A good leader makes use of silence

Geoff Peterson smoked a pipe. Over thirty years ago he was my third line manager – I think that’s right, my boss’ boss’ boss. He had a goatee and he was a thinker. He would call you into his office because by talking to us people lower down the food chain he would find out what was going on. I worked for ICI – a company that was then more bureaucratic than any public service: you knew everyone’s grade and what the pay scales were and the increments each year were absolutely standard. And like a good hierarchy talking to your boss’ boss was a rare event indeed (talking to one’s own boss was sometimes hard).
Geoff would sit you down in his office and ask you a question.

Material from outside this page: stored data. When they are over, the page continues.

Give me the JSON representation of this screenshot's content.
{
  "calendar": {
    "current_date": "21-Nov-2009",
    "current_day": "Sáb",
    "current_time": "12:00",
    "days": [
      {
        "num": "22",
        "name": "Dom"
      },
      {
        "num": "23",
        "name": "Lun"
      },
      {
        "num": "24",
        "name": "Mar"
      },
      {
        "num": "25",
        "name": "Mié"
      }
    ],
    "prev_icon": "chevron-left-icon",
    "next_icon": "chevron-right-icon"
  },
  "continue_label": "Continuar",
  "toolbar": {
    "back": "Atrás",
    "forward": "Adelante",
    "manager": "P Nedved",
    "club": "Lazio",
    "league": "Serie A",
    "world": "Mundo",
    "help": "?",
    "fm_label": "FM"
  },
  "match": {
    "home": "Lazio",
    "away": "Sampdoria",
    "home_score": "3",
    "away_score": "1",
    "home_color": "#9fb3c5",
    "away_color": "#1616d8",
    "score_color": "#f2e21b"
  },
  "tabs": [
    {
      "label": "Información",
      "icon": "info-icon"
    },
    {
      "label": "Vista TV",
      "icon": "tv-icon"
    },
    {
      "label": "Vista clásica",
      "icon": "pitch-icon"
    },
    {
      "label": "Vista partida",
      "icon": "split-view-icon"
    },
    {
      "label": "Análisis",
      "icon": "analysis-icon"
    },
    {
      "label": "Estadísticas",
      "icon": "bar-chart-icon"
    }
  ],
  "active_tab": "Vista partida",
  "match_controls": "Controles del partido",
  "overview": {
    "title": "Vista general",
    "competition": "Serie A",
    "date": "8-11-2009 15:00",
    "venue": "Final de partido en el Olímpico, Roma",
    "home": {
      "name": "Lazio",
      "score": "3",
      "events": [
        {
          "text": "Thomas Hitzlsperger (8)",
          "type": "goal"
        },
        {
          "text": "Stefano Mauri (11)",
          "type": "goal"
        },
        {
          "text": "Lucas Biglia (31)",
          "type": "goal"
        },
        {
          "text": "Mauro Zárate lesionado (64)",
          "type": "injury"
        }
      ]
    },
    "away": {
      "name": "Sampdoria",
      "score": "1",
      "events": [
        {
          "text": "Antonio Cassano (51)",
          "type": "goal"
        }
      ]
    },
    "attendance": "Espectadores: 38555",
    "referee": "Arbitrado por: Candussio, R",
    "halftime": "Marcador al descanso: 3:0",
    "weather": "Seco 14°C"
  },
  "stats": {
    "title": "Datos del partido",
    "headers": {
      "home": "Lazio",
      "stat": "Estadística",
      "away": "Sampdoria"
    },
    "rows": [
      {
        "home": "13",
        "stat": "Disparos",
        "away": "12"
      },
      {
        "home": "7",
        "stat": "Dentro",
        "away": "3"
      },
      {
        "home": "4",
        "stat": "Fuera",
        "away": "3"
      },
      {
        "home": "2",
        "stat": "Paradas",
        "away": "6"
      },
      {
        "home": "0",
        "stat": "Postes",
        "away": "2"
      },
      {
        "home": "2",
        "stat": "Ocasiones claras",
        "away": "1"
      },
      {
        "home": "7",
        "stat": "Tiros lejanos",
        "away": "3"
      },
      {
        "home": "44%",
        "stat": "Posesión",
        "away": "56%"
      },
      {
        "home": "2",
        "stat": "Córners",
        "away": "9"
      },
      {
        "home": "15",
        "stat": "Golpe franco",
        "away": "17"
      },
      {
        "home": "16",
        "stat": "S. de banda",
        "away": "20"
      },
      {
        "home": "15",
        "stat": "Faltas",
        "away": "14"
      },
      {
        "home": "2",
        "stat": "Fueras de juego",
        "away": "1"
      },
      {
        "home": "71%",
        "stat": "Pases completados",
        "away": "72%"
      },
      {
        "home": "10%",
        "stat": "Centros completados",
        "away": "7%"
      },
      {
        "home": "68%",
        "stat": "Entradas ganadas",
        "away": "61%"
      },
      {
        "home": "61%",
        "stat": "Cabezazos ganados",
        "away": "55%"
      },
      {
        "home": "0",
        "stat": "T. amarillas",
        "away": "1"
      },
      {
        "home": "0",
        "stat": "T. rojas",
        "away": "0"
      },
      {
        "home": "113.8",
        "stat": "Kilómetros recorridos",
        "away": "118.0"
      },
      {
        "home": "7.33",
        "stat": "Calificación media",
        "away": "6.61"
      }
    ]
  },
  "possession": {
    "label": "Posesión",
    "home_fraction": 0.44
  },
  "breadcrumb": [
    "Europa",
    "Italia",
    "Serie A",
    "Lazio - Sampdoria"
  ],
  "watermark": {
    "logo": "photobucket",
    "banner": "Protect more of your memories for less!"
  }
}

As he finished asking the question he would start filling his pipe. Now, pipe smoking isn’t really about smoking. It’s about all the boring and reaming of pipe and bowl. It’s about the challenge of getting the thing lit and then keeping it lit. So the process of kick-starting the pipe was a long one – and it was longer than the time it took you to answer Geoff’s question. Of course Geoff was too busy with his pipe to say anything so silence reigned. Now, silence is embarrassing ... but you sat there. And Geoff kept playing with his pipe.

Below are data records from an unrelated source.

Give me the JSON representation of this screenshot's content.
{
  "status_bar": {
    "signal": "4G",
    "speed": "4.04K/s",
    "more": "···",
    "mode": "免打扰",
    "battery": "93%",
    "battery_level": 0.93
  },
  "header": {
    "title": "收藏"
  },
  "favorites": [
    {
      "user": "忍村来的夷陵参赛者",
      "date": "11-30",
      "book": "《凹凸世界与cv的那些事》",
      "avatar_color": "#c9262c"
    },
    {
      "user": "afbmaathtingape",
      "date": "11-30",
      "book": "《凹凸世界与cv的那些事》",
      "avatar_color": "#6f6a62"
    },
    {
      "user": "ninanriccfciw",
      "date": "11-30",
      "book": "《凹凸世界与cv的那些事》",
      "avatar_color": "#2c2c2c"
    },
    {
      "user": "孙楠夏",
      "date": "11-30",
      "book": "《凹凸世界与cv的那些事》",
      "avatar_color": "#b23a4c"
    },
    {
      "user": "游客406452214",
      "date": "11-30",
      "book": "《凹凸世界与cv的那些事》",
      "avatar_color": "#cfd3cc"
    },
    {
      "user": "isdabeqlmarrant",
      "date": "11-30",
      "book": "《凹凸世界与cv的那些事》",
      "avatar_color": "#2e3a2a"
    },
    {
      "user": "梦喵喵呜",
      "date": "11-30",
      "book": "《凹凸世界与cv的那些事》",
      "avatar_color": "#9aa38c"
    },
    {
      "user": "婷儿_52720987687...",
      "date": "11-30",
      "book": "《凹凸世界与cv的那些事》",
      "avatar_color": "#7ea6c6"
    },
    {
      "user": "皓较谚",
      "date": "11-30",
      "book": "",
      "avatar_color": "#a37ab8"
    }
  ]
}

Eventually fear would get the better of you and you would start babbling. And it was that babbling that Geoff was after – he wanted to hear the real stuff, not the stuff you trotted out for form’s sake. So you would end up talking yourself into a hole – but giving Geoff what he needed. He was, as a result, a man in a senior position in a very hierarchical organisation who was almost intimately connected with what we did and with our problems – and all because he said nothing. Leadership is not about talking: it’s about getting others to talk. If you have got others to talk then you cannot have the data you need to make a decision – to lead.

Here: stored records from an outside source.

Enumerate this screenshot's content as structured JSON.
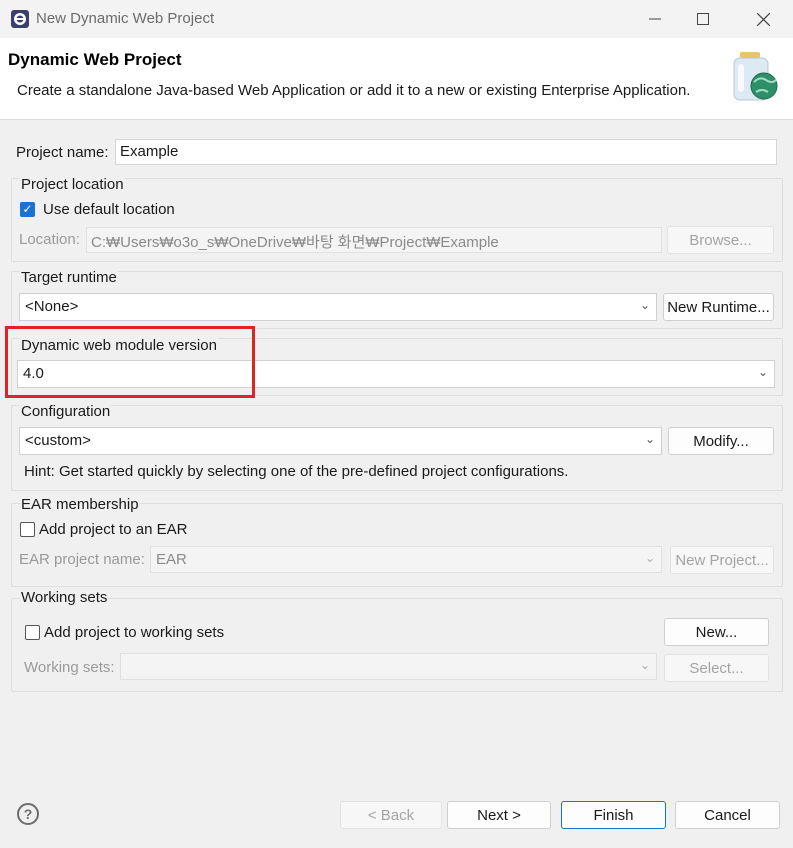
{
  "window": {
    "title": "New Dynamic Web Project"
  },
  "header": {
    "title": "Dynamic Web Project",
    "description": "Create a standalone Java-based Web Application or add it to a new or existing Enterprise Application."
  },
  "project_name": {
    "label": "Project name:",
    "value": "Example"
  },
  "project_location": {
    "group_label": "Project location",
    "use_default_label": "Use default location",
    "use_default_checked": true,
    "location_label": "Location:",
    "location_value": "C:₩Users₩o3o_s₩OneDrive₩바탕 화면₩Project₩Example",
    "browse_label": "Browse..."
  },
  "target_runtime": {
    "group_label": "Target runtime",
    "selected": "<None>",
    "new_runtime_label": "New Runtime..."
  },
  "module_version": {
    "group_label": "Dynamic web module version",
    "selected": "4.0"
  },
  "configuration": {
    "group_label": "Configuration",
    "selected": "<custom>",
    "modify_label": "Modify...",
    "hint": "Hint: Get started quickly by selecting one of the pre-defined project configurations."
  },
  "ear": {
    "group_label": "EAR membership",
    "add_label": "Add project to an EAR",
    "add_checked": false,
    "project_name_label": "EAR project name:",
    "project_name_value": "EAR",
    "new_project_label": "New Project..."
  },
  "working_sets": {
    "group_label": "Working sets",
    "add_label": "Add project to working sets",
    "add_checked": false,
    "new_label": "New...",
    "sets_label": "Working sets:",
    "select_label": "Select..."
  },
  "footer": {
    "help_glyph": "?",
    "back_label": "< Back",
    "next_label": "Next >",
    "finish_label": "Finish",
    "cancel_label": "Cancel"
  },
  "icons": {
    "app": "eclipse-icon",
    "banner": "web-project-jar-globe-icon",
    "help": "help-icon",
    "dropdown": "chevron-down-icon"
  },
  "colors": {
    "highlight": "#e02323",
    "checkbox_checked": "#1a73d1",
    "primary_button_border": "#1a73c4"
  }
}
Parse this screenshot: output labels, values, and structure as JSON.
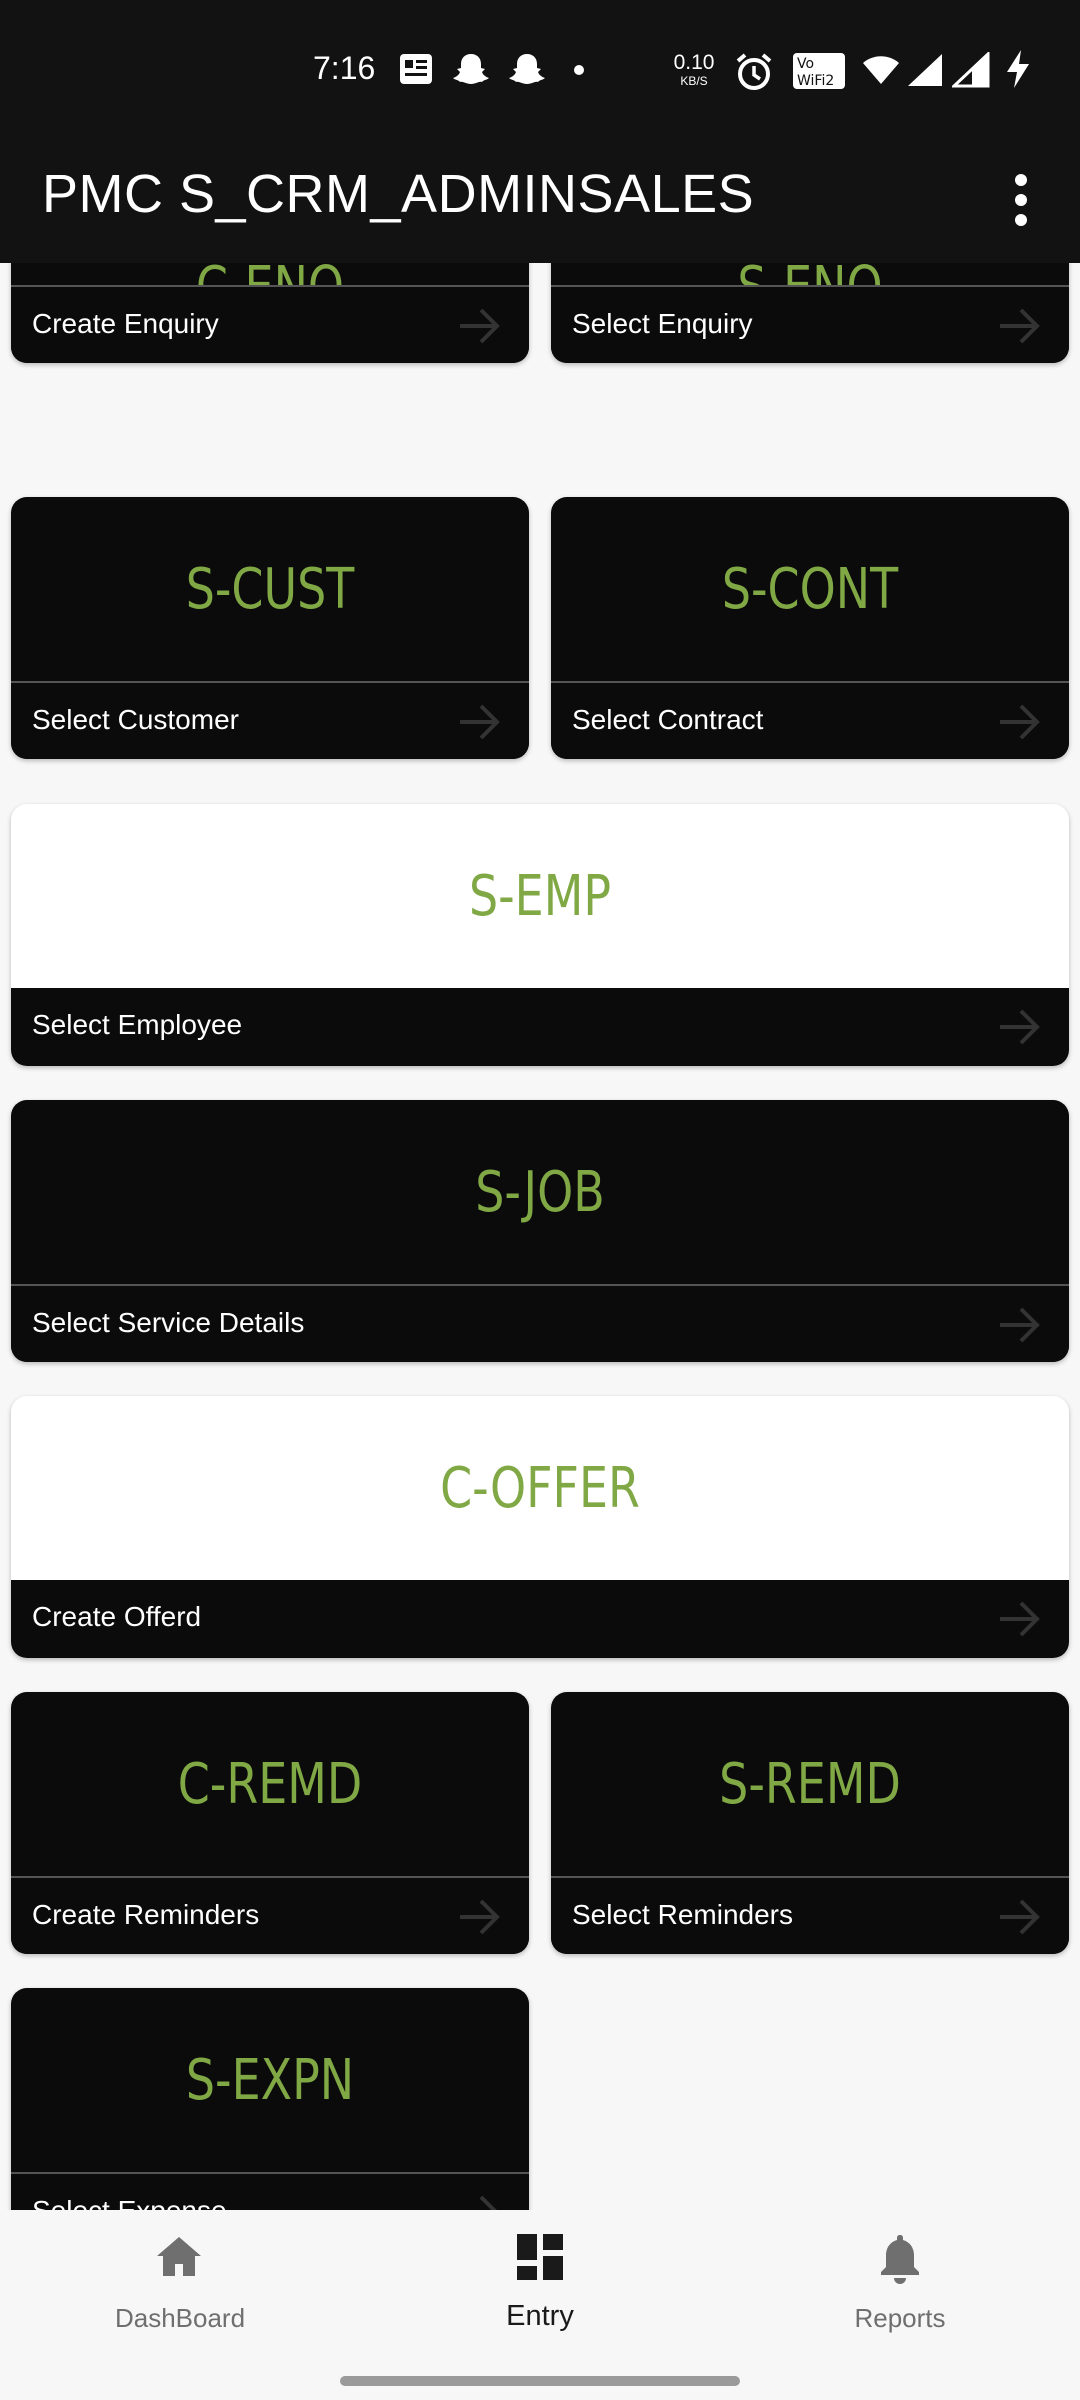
{
  "status_bar": {
    "time": "7:16",
    "net_speed_value": "0.10",
    "net_speed_unit": "KB/S",
    "wifi_badge": "Vo WiFi 2"
  },
  "app_bar": {
    "title": "PMC S_CRM_ADMINSALES",
    "menu_icon": "more-vert-icon"
  },
  "cards": [
    {
      "code": "C-ENQ",
      "label": "Create Enquiry",
      "style": "dark"
    },
    {
      "code": "S-ENQ",
      "label": "Select Enquiry",
      "style": "dark"
    },
    {
      "code": "S-CUST",
      "label": "Select Customer",
      "style": "dark"
    },
    {
      "code": "S-CONT",
      "label": "Select Contract",
      "style": "dark"
    },
    {
      "code": "S-EMP",
      "label": "Select Employee",
      "style": "light"
    },
    {
      "code": "S-JOB",
      "label": "Select Service Details",
      "style": "dark"
    },
    {
      "code": "C-OFFER",
      "label": "Create Offerd",
      "style": "light"
    },
    {
      "code": "C-REMD",
      "label": "Create Reminders",
      "style": "dark"
    },
    {
      "code": "S-REMD",
      "label": "Select Reminders",
      "style": "dark"
    },
    {
      "code": "S-EXPN",
      "label": "Select Expense",
      "style": "dark"
    }
  ],
  "bottom_nav": {
    "items": [
      {
        "label": "DashBoard",
        "icon": "home-icon",
        "active": false
      },
      {
        "label": "Entry",
        "icon": "grid-icon",
        "active": true
      },
      {
        "label": "Reports",
        "icon": "bell-icon",
        "active": false
      }
    ]
  },
  "colors": {
    "accent_green": "#80a845",
    "card_dark": "#0b0b0b",
    "bar_dark": "#121212"
  }
}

I used this trick years later. The government decided that it needed to do a review into something or other and A Great Man was commissioned to undertake this review. I was foolish enough to volunteer to write the corporate submission to this review (I will never do anything like that again!) and I ended up going along to meet The Great Man. I was supposed to be accompanying the regional CEO who was really the mouthpiece but he was taken sick so I was on my own. Not a problem – you get to a point in your life when you no longer worry about what people think if you!! I walked into a room full of bureaucrats sitting around a large table at whose head was The Great Man. We shook hands, sat down and he said “Well, what’s your first point?” Not much by way of ice-breaking but I trotted out the first message. I finished. He said nothing. I said nothing. Silence reigned for maybe 30 seconds (which is a long time) and the bureaucrats began to shuffle. He gave in first!! “What’s your next point?” he asked. I replied. Same process. Silence. Discomfort from the audience – but that was it. After that we had a really good conversation. I suppose it was a power play though for what purpose I don’t know. But, thank you Geoff Peterson!!